In una stagione nella quale il cinema italiano è stato al centro di tantissime polemiche, dal tax credit alla sindrome da accerchiamento, dalle discussioni col ministero della Cultura alle accuse di essere una industry ancora nelle mani di un circoletto gruppettaro, romano e di sinistra, senza un vero star system e con una produzione eccessiva di film che non vede nessuno, ecco, va dato atto che invece l’autunno 2024 e l’inverno 2024-25 sono stati mesi davvero straordinari.

Tanti i titoli italiani di successo  

Un bilancio, quindi, estremamente positivo, poiché erano anni che non si vedeva tanta varietà e che non arrivava nelle sale una moltitudine di film italiani di successo: FolleMente, con 18 milioni di euro al box office, e poi Diamanti (16,2 milioni), Il ragazzo dai pantaloni rosa (dieci milioni), Io sono la fine del mondo (9,7 milioni), Io e te dobbiamo parlare (9,5 mln), Parthenope (7,6 mln), Napoli-New York (5,1 mln), 10 giorni con i suoi (4,6 milioni), Cortina express (4,2 mln), Berlinguer-La grande ambizione (3,9 milioni). Molti generi, destinati a target decisamente diversi: ed è bello rilevare che anche i produttori italiani, con uno sforzo di fantasia, riescono a rompere gli schemi monocordi del film impegnato e triste e della commedia becera con attori romani.

In primavera va segnalato pure il successo, piuttosto inatteso, de Le assaggiatrici di Silvio Soldini, con 3,1 milioni al box office.

Edoardo Leo e Pilar Fogliati in FollementeEdoardo Leo e Pilar Fogliati in Follemente

I film flop 

Le delusioni della stagione 2024-2025, invece, sono certamente il film di Gabriele Muccino, Fino alla fine, davvero mal riuscito (700 mila euro al box office nonostante una promozione massiccia un po’ ovunque); La città proibita di Gabriele Mainetti (1,7 milioni al botteghino con costi produttivi di 17 milioni), regista che ormai negli anni sta dilapidando tutto il credito che aveva ottenuto nel 2015 col successo di Lo chiamavano Jeeg robot; Fuori, di Mario Martone, con 1,8 milioni al box office e tanta noia per gli spettatori.

E anche da L’abbaglio, costoso film in costume (quasi 20 mln di budget) con Tony Servillo, Ficarra e Picone, probabilmente ci si attendeva qualcosa di meglio dei 3,4 milioni di incassi.

Boom dei titoli americani

Da aprile in poi, tuttavia, di cose italiane interessanti in sala ne sono atterrate proprio poche. E l’impressione è che sulla industry sia calata una depressione piuttosto contagiosa, tanto che in questi mesi primaverili ed estivi i cinema sono stati presi d’assalto solo per i film americani.

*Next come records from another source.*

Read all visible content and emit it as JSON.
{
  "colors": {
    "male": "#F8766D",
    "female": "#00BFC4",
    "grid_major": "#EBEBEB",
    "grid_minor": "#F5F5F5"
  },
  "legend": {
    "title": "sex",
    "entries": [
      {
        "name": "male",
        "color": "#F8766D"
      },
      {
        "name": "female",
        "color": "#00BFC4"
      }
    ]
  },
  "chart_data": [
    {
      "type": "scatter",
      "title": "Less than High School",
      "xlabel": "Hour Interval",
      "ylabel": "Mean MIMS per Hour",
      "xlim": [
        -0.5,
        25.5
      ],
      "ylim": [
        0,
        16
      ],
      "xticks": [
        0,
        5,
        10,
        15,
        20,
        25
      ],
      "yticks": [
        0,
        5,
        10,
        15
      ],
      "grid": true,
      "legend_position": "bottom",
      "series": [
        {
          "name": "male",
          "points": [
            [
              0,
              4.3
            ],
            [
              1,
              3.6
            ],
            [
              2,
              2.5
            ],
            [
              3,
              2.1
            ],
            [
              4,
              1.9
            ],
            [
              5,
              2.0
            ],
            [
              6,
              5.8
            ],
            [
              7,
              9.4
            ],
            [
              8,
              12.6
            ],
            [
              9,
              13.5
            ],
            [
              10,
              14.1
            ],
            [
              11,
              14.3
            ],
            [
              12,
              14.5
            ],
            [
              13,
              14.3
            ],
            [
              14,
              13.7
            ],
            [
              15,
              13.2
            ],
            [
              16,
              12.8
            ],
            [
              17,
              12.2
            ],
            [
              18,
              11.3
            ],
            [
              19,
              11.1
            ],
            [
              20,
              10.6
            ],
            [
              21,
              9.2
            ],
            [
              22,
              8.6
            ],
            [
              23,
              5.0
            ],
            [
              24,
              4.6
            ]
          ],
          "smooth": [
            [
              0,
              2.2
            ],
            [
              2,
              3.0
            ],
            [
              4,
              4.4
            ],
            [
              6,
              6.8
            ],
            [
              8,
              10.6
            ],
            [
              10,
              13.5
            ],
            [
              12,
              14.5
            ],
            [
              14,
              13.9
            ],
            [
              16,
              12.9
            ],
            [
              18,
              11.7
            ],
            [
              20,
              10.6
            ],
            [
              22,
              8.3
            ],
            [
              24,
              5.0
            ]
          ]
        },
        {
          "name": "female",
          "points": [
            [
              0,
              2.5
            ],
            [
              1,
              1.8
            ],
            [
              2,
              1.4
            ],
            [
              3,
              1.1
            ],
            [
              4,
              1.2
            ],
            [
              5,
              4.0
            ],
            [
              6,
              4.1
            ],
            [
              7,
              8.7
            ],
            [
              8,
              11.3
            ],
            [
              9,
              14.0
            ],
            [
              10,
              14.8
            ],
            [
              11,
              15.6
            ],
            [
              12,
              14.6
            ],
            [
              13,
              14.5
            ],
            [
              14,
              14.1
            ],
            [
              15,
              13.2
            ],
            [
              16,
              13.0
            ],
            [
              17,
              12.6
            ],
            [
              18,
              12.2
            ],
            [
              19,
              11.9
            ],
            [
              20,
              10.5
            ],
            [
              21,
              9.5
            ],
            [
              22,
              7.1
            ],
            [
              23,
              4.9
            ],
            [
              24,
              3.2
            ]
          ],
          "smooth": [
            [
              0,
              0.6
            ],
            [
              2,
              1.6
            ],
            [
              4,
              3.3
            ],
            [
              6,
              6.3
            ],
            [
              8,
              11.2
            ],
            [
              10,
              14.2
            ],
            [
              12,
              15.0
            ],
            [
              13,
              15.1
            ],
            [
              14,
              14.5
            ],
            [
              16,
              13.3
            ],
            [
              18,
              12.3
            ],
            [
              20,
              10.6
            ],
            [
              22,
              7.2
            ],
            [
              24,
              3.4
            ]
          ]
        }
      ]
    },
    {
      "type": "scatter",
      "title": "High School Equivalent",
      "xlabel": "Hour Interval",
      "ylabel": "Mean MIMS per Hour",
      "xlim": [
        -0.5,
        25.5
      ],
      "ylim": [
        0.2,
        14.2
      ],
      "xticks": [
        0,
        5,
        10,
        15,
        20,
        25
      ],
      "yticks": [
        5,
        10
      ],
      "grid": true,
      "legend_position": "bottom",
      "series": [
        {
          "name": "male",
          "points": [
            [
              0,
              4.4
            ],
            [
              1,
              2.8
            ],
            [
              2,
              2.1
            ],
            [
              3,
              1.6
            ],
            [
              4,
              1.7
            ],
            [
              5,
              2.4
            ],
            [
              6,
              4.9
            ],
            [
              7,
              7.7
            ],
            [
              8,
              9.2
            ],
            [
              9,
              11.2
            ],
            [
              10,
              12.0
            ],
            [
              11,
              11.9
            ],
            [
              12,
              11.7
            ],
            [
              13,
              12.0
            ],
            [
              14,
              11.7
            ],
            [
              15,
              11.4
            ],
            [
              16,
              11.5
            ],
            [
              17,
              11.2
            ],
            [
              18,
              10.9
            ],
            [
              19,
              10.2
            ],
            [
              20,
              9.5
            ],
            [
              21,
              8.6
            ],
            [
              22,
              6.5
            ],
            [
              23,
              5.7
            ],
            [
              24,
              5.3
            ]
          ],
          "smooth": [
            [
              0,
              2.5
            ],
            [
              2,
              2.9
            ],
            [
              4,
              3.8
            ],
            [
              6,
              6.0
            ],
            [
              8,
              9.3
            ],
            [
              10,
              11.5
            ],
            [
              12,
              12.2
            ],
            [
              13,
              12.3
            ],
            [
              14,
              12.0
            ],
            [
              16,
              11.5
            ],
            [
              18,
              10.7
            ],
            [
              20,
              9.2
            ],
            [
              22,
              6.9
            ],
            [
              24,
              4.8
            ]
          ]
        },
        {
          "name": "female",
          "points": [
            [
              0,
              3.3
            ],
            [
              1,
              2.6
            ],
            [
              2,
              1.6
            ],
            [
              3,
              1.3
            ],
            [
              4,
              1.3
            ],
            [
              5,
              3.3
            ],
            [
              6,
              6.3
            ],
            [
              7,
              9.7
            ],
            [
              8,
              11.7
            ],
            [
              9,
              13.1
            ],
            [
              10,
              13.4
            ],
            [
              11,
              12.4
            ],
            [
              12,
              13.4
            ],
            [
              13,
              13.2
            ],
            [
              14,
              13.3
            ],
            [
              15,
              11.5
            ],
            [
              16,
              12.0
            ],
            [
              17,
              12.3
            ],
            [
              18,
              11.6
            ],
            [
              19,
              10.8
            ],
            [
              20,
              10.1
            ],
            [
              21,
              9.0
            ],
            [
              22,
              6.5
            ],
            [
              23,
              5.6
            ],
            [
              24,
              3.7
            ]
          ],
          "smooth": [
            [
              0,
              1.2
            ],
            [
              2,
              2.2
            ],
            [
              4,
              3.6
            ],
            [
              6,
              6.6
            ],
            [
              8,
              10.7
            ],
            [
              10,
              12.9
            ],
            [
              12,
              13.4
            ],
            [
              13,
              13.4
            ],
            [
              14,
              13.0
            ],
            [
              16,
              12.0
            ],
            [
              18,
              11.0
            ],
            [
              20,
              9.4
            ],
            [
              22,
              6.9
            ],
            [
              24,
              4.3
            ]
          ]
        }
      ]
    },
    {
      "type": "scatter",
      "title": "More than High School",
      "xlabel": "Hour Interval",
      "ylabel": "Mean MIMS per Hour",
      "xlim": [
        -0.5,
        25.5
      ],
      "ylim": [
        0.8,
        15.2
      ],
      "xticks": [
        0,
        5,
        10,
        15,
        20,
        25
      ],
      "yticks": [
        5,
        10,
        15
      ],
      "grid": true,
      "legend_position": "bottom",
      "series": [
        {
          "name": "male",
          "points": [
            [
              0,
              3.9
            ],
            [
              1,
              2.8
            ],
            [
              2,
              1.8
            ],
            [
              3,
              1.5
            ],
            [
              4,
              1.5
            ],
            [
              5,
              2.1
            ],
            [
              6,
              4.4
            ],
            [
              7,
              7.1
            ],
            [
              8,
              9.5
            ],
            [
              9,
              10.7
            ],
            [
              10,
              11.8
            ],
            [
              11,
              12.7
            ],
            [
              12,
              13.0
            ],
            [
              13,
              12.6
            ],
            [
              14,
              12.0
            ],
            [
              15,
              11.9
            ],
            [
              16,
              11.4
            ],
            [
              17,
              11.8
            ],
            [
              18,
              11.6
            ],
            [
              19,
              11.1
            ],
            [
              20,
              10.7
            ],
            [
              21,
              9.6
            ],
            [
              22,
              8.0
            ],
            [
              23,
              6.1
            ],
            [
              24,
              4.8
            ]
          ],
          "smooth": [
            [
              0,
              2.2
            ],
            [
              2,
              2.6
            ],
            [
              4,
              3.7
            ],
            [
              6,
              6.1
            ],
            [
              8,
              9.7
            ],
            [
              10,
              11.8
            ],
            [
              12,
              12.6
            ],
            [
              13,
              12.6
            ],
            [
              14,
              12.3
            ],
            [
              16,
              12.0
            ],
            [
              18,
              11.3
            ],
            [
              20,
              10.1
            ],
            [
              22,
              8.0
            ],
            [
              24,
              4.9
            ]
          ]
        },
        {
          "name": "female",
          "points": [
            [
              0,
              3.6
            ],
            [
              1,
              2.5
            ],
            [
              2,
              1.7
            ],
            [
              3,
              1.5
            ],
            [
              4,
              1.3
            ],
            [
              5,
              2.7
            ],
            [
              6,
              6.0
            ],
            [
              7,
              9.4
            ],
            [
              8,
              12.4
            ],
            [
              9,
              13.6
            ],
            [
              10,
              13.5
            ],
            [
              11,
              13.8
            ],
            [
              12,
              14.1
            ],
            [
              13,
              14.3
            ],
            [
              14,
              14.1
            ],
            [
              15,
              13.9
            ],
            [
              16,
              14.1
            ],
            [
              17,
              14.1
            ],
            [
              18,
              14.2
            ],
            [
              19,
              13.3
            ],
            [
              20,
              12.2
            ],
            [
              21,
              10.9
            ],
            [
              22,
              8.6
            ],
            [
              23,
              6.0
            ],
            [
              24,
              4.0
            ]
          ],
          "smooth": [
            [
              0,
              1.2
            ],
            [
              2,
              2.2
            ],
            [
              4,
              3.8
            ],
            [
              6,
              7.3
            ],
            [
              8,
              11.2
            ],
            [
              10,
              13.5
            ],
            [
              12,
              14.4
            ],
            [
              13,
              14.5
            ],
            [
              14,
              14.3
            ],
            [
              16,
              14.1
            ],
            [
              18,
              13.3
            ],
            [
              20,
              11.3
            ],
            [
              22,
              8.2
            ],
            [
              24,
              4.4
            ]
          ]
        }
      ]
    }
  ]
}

L’errore da non commettere 

Come spiegava l’altro giorno l’attore Stefano Fresi, in Italia stanno lavorando solo le grandi produzioni, mentre al momento quasi nessuna piccola produzione sta girando film, in particolare a Cinecittà.

Stefano FresiStefano Fresi

Ecco, questo è esattamente l’errore che le nuove regole sul tax credit non devono commettere: le agevolazioni servono per le opere prime e seconde, per le piccole produzioni. Non ha senso offrire incentivi in proporzione alle dimensioni del budget produttivo. Perché i grandi, se sono davvero grandi, possono trovare finanziamenti privati sul mercato. Altrimenti si arriva a budget produttivi gonfiati artificialmente solo per incassare più tax credit, a discapito delle piccole produzioni, quelle invece sì bisognose di aiuti pubblici.